Tuesday, December 11, 2007

Blood Soaked Dresses


Blood Soaked Dresses is a recently published book of poetry by Boston area poet Gloria Mindock. The book was recently reviewed in the Boston Globe:

Every day we wake to newspapers full of new human catastrophes of all types in various places, year after year, decade after decade. Bosnia, Aceh, Sudan, Bhopal blur in our minds into a vague disaster stew. And though we are caring people, we are human and the tragedies are painful. So we ignore. We forget. Unless someone insists on reminding us, as Gloria Mindock does of the civil war that raged in El Salvador from 1980 to 1992. In her new poetry collection, "Blood Soaked Dresses," she holds up the events so we cannot look away...

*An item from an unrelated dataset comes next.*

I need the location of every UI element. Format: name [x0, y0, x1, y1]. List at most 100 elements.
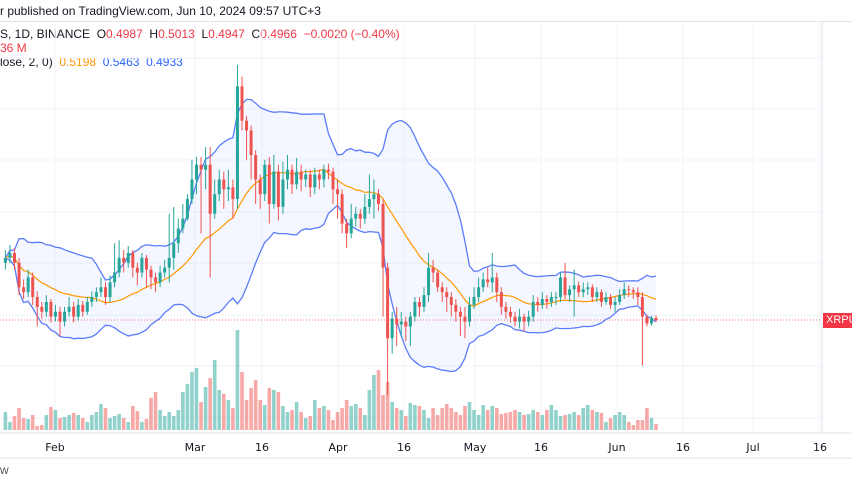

Now she wants us to remember that as long as there are survivors to remember, tragedies continue to echo long after the news photographs and on-the-scene reports have faded. And even without survivors, the facts remain. And so Mindock has made it her mission to bear witness, as centuries of writers, composers, and visual artists have done before. (more).

Here is one of the poems of bitter memory from the book:

El Salvador, 1983

Somewhere, someone is mourning
for the body of a brilliant one.
Man or woman, it doesn't matter.
The tears in this country, an entrance
to a void . . . shadows touching skin like frost.

A star fell north of this city. Armies parade around
in their uniforms bragging about the killings.
Dead bodies thrown into a pit, cry.
Flesh hits wind, wind hits flesh.
How many dead?
Finally, they are covered with dirt at noon.
All eyelids are closed.
No one knows nothing.
No breathing assaults to hold us. The bitter ash
weeps over the world, and no other country
wants to see it, taste
the dead on their tongue or wipe away all
the weeping.

You can purchase Blood Soaked Dresses at this link.

6 comments:

inner-self said...

pretty title.

Anonymous said...

i like it

Anonymous said...

Ya, reminds me of when the Battallon Atlacatl raped 12 yr girls on Cerro Chingo El Mozote in 81 3 days ago 26 yrs ago.

BTW, check out what a salvy is making.
http://www.sobreviviendoguazapa.com/
C'mon Tim do a post about it..
Bread and spread in el salvador by a Salvy, and not Directed by a Salvy who was comprado like the Inocentes Voces director in the USA, who used Mexicans for Salvadoran Roles.

medanrisa said...

And to think that crooks like Saca are now proud of that legacy left by the founder of his party and the death squads. It makes you want to vomit.
What's even more despicable is the recent award given to him by the Republican Institute or some sort of right wing wackos organization, because of him being a "champion of liberties", lol,lol,lol

Anonymous said...

yeah, agree. but also let's not forget that there were no innocent combatants in the salvadoran civil war. the innocent ones were the civil population, especially the unaligned ones who were caught in a stranglehold struggle between the salvadoran army and the guerrillas. because really, anyone who knows the story of the war well knows what strategies the guerrillas used to involve and recruit members. but anyways, that is the point i am trying to make, in order for the country to come to terms with this issue everybody has to acknowledge what really happened, be aware of the all the facts, not just the ones on one side of the story, and move on, thank God that war is in the past. let el salvador rise from its ashes and move forward ahead to face the challenges of the new century. peace for all, my good brothers.

Tambopaxi said...

Agree with Anon 10:43. There were no real winners in the whole mess. Everyone lost, especially those poor folks caught in the middle.

El Sal is far from perfect 15 years after the Peace Treaty and it can be argued that violent crime today has actually made parts of El Sal more dangerous than it was in the 80's. Still, combatants were able to end the war of that period and that's something they can be proud of.

The end of the civil war notwithstanding, the war on poverty and on common crime itself has yet to end. Indeed, I perceive those two problems to be getting worse, not better. Does anyone have any reliable figures to show what's happened with poverty and violent crime since 1992?